Libye : Saïf al-Islam Kadhafi assassiné à Zintan, un nouveau chapitre du chaos post-intervention occidentale

Le fils de l'ancien dirigeant libyen Mouammar Kadhafi a été abattu le 3 février 2026 dans sa résidence de Zintan, dans l'ouest de la Libye. Cet assassinat marque un nouveau tournant dans le chaos qui règne depuis la chute du régime en 2011, une déstabilisation dont les répercussions continuent d'alimenter l'instabilité au Sahel et au Niger. Alors que les auteurs de l'attaque restent inconnus, cet événement rappelle combien l'intervention militaire occidentale en Libye a durablement fragilisé toute l'Afrique de l'Ouest.

Libye : Saïf al-Islam Kadhafi assassiné à Zintan, un nouveau chapitre du chaos post-intervention occidentale

INTRODUCTION

Le mardi 3 février 2026, aux alentours de midi, Saïf al-Islam Kadhafi, 53 ans, a été tué par un commando de quatre hommes armés non identifiés dans sa résidence située à Hammadah, au sud de Zintan, dans l'ouest de la Libye. Les assaillants ont d'abord neutralisé les caméras de surveillance avant d'ouvrir le feu sur leur cible dans le jardin de la propriété, puis ont pris la fuite. L'information a été confirmée par Abdullah Othman, son conseiller politique, et Marcel Ceccaldi, son avocat français, ainsi que par plusieurs membres de la famille Kadhafi.

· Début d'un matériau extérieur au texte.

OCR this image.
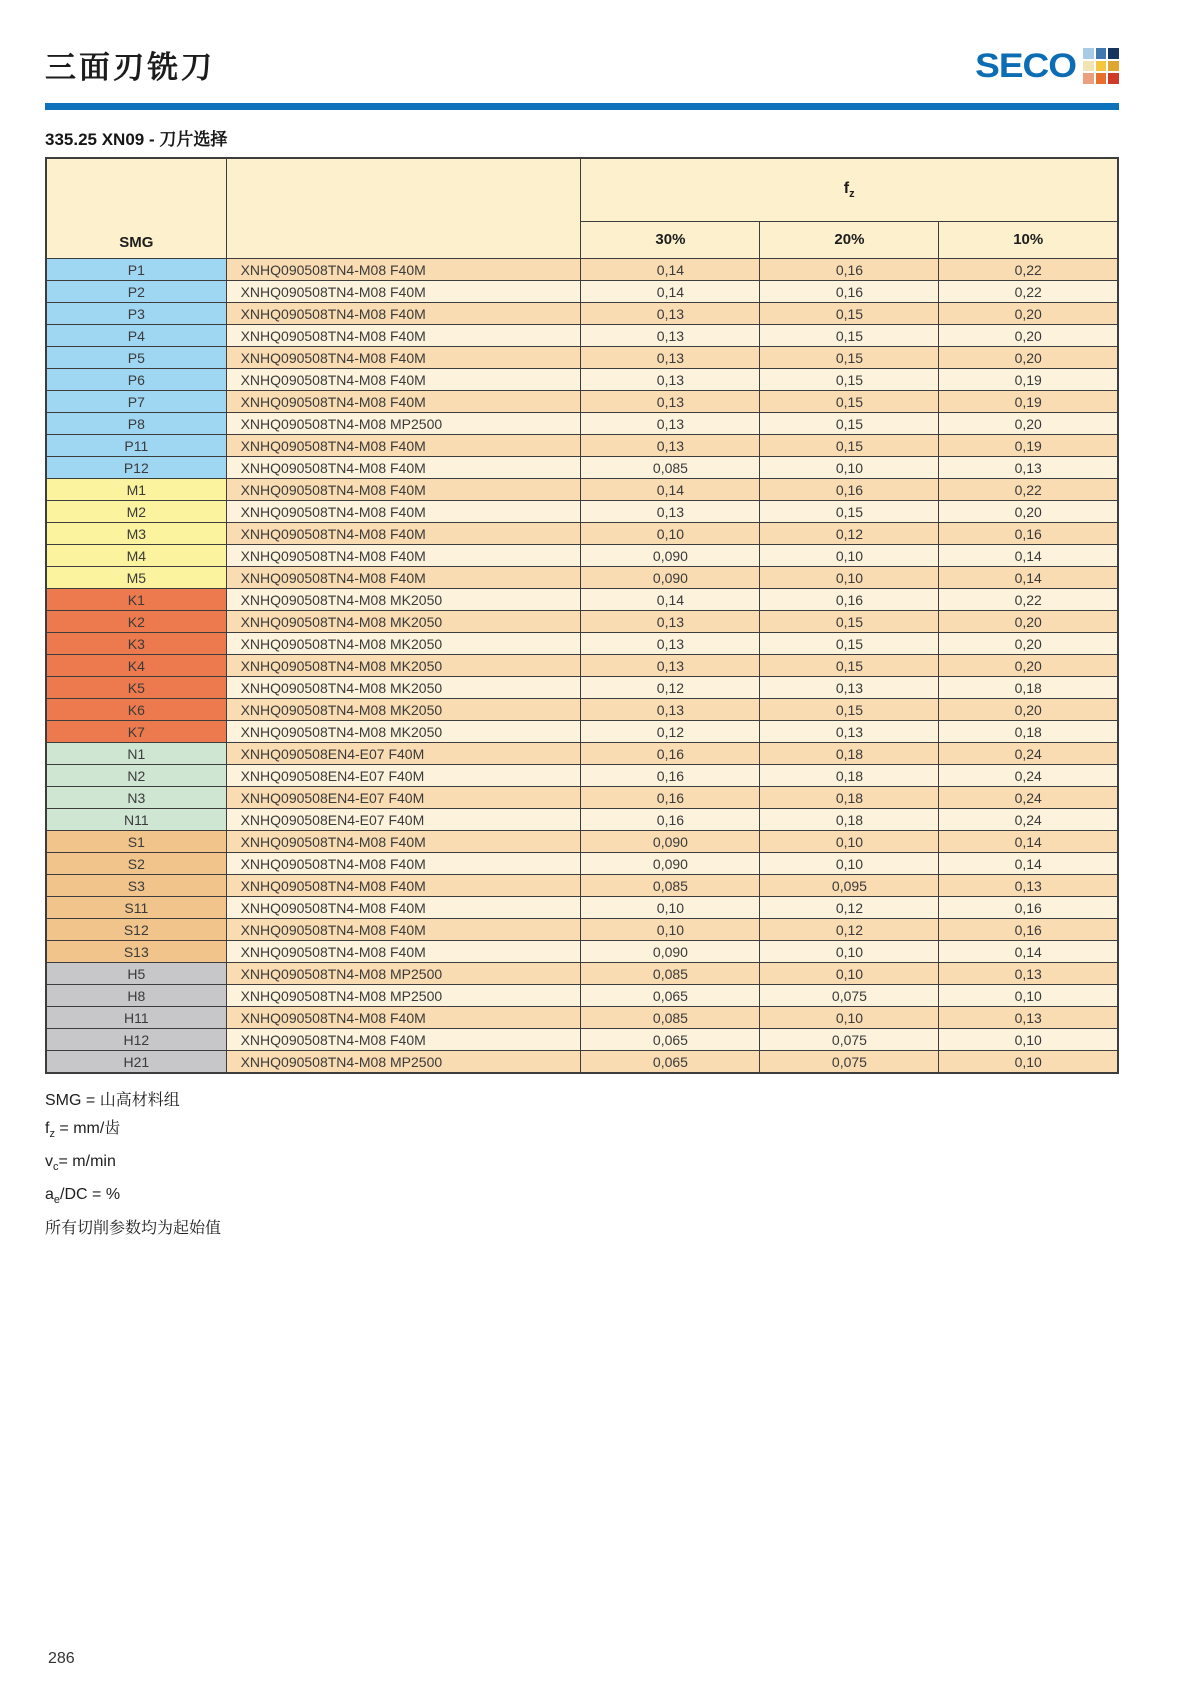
三面刃铣刀	SECO
335.25 XN09 - 刀片选择
SMG		$f_z$
		30%	20%	10%
P1	XNHQ090508TN4-M08 F40M	0,14	0,16	0,22
P2	XNHQ090508TN4-M08 F40M	0,14	0,16	0,22
P3	XNHQ090508TN4-M08 F40M	0,13	0,15	0,20
P4	XNHQ090508TN4-M08 F40M	0,13	0,15	0,20
P5	XNHQ090508TN4-M08 F40M	0,13	0,15	0,20
P6	XNHQ090508TN4-M08 F40M	0,13	0,15	0,19
P7	XNHQ090508TN4-M08 F40M	0,13	0,15	0,19
P8	XNHQ090508TN4-M08 MP2500	0,13	0,15	0,20
P11	XNHQ090508TN4-M08 F40M	0,13	0,15	0,19
P12	XNHQ090508TN4-M08 F40M	0,085	0,10	0,13
M1	XNHQ090508TN4-M08 F40M	0,14	0,16	0,22
M2	XNHQ090508TN4-M08 F40M	0,13	0,15	0,20
M3	XNHQ090508TN4-M08 F40M	0,10	0,12	0,16
M4	XNHQ090508TN4-M08 F40M	0,090	0,10	0,14
M5	XNHQ090508TN4-M08 F40M	0,090	0,10	0,14
K1	XNHQ090508TN4-M08 MK2050	0,14	0,16	0,22
K2	XNHQ090508TN4-M08 MK2050	0,13	0,15	0,20
K3	XNHQ090508TN4-M08 MK2050	0,13	0,15	0,20
K4	XNHQ090508TN4-M08 MK2050	0,13	0,15	0,20
K5	XNHQ090508TN4-M08 MK2050	0,12	0,13	0,18
K6	XNHQ090508TN4-M08 MK2050	0,13	0,15	0,20
K7	XNHQ090508TN4-M08 MK2050	0,12	0,13	0,18
N1	XNHQ090508EN4-E07 F40M	0,16	0,18	0,24
N2	XNHQ090508EN4-E07 F40M	0,16	0,18	0,24
N3	XNHQ090508EN4-E07 F40M	0,16	0,18	0,24
N11	XNHQ090508EN4-E07 F40M	0,16	0,18	0,24
S1	XNHQ090508TN4-M08 F40M	0,090	0,10	0,14
S2	XNHQ090508TN4-M08 F40M	0,090	0,10	0,14
S3	XNHQ090508TN4-M08 F40M	0,085	0,095	0,13
S11	XNHQ090508TN4-M08 F40M	0,10	0,12	0,16
S12	XNHQ090508TN4-M08 F40M	0,10	0,12	0,16
S13	XNHQ090508TN4-M08 F40M	0,090	0,10	0,14
H5	XNHQ090508TN4-M08 MP2500	0,085	0,10	0,13
H8	XNHQ090508TN4-M08 MP2500	0,065	0,075	0,10
H11	XNHQ090508TN4-M08 F40M	0,085	0,10	0,13
H12	XNHQ090508TN4-M08 F40M	0,065	0,075	0,10
H21	XNHQ090508TN4-M08 MP2500	0,065	0,075	0,10
SMG = 山高材料组
$f_z = mm/$齿
$v_c= m/\min$
$a_e/DC$ = %
所有切削参数均为起始值
286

Fils le plus médiatisé de l'ancien dirigeant libyen, Saïf al-Islam était longtemps apparu comme l'héritier naturel du régime, formé en Europe où il avait obtenu un diplôme d'architecte et un MBA en Autriche. Après avoir été capturé en novembre 2011 par les milices de Zintan alors qu'il tentait de rejoindre le Niger, il avait été condamné à mort en 2015 par un tribunal de Tripoli avant d'être amnistié et libéré en 2017. Recherché par la Cour pénale internationale pour crimes contre l'humanité, il vivait depuis sous la protection de la milice locale d'Ajmi al-Atiri, qui contrôle Zintan. En 2021, il avait tenté de se lancer dans la course à la présidentielle libyenne, misant sur la nostalgie d'une partie de la population pour l'ancien régime.

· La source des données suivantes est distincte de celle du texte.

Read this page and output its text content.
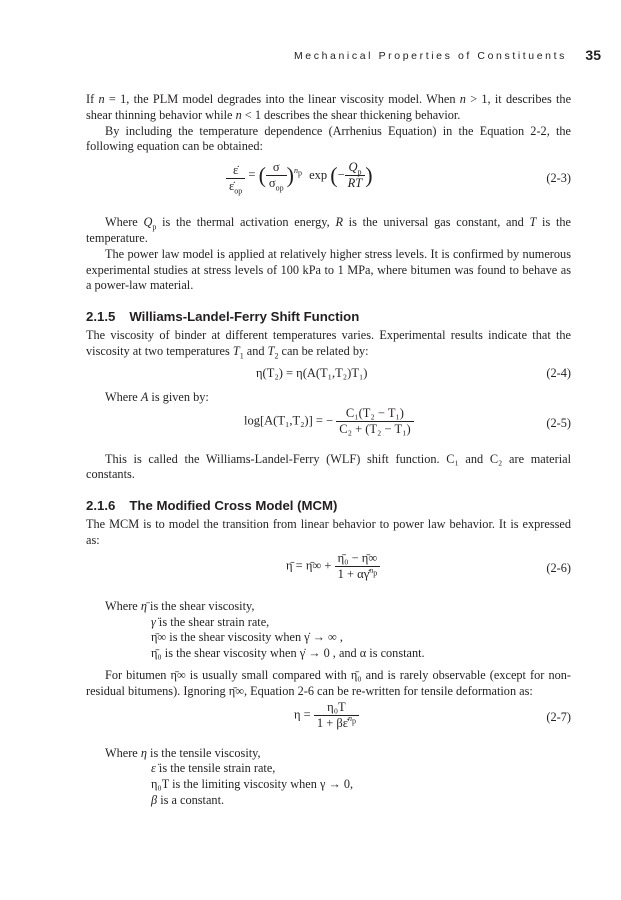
Mechanical Properties of Constituents 35

If n = 1, the PLM model degrades into the linear viscosity model. When n > 1, it describes the shear thinning behavior while n < 1 describes the shear thickening behavior.

By including the temperature dependence (Arrhenius Equation) in the Equation 2-2, the following equation can be obtained:

$\frac{\varepsiloṅ}{\varepsiloṅ_{op}}$ = ( $\frac{\sigma}{\sigma_{op}} )^{n_p}$ exp (− $\frac{Q_p}{RT}$ )	(2-3)

Where $Q_p$ is the thermal activation energy, R is the universal gas constant, and T is the temperature.

The power law model is applied at relatively higher stress levels. It is confirmed by numerous experimental studies at stress levels of 100 kPa to 1 MPa, where bitumen was found to behave as a power-law material.

2.1.5 Williams-Landel-Ferry Shift Function

The viscosity of binder at different temperatures varies. Experimental results indicate that the viscosity at two temperatures $T_1$ and $T_2$ can be related by:

η(T₂) = η(A(T₁,T₂)T₁)	(2-4)

Where A is given by:

log[A(T₁,T₂)] = − $\frac{\text{C₁(T₂ − T₁)}}{\text{C₂ + (T₂ − T₁)}}$	(2-5)

This is called the Williams-Landel-Ferry (WLF) shift function. C₁ and C₂ are material constants.

2.1.6 The Modified Cross Model (MCM)

The MCM is to model the transition from linear behavior to power law behavior. It is expressed as:

η̄ = η̄∞ + $\frac{\text{η̄₀ − η̄∞}}{1 + \alpha\gammȧ^{n_p}}$	(2-6)
Where η̄ is the shear viscosity,
γ̇ is the shear strain rate,
η̄∞ is the shear viscosity when γ̇ → ∞ ,
η̄₀ is the shear viscosity when γ̇ → 0 , and α is constant.

For bitumen η̄∞ is usually small compared with η̄₀ and is rarely observable (except for non-residual bitumens). Ignoring η̄∞, Equation 2-6 can be re-written for tensile deformation as:

$\eta = \frac{\text{η₀T}}{1 + \beta\varepsiloṅ^{n_p}}$	(2-7)
Where η is the tensile viscosity,
ε̇ is the tensile strain rate,
η₀T is the limiting viscosity when γ → 0,
β is a constant.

La Brigade 444, milice puissante affiliée au gouvernement d'union nationale de Tripoli, a rapidement démenti toute implication dans l'attaque. Le procureur général libyen a ouvert une enquête, mais l'identité des commanditaires reste inconnue. Plusieurs hypothèses circulent : règlement de comptes entre milices rivales, élimination politique orchestrée par des acteurs libyens ou étrangers, ou encore opération visant à empêcher un retour politique du clan Kadhafi.


DÉVELOPPEMENT

PARTIE 1 : Un assassinat aux multiples zones d'ombre

Les circonstances de l'attaque soulèvent de nombreuses questions. Selon les témoignages recueillis, les quatre assaillants ont agi avec précision : ils ont désactivé les systèmes de surveillance de la résidence avant de pénétrer dans le jardin où se trouvait Saïf al-Islam. Un bref échange de tirs aurait opposé les gardes de sa protection rapprochée aux membres du commando, mais ces derniers ont réussi à s'enfuir. Ajmi al-Atiri, chef de la milice locale qui assurait la sécurité de Saïf al-Islam, aurait lui-même été blessé lors de l'attaque, renforçant l'hypothèse d'une opération planifiée de longue date.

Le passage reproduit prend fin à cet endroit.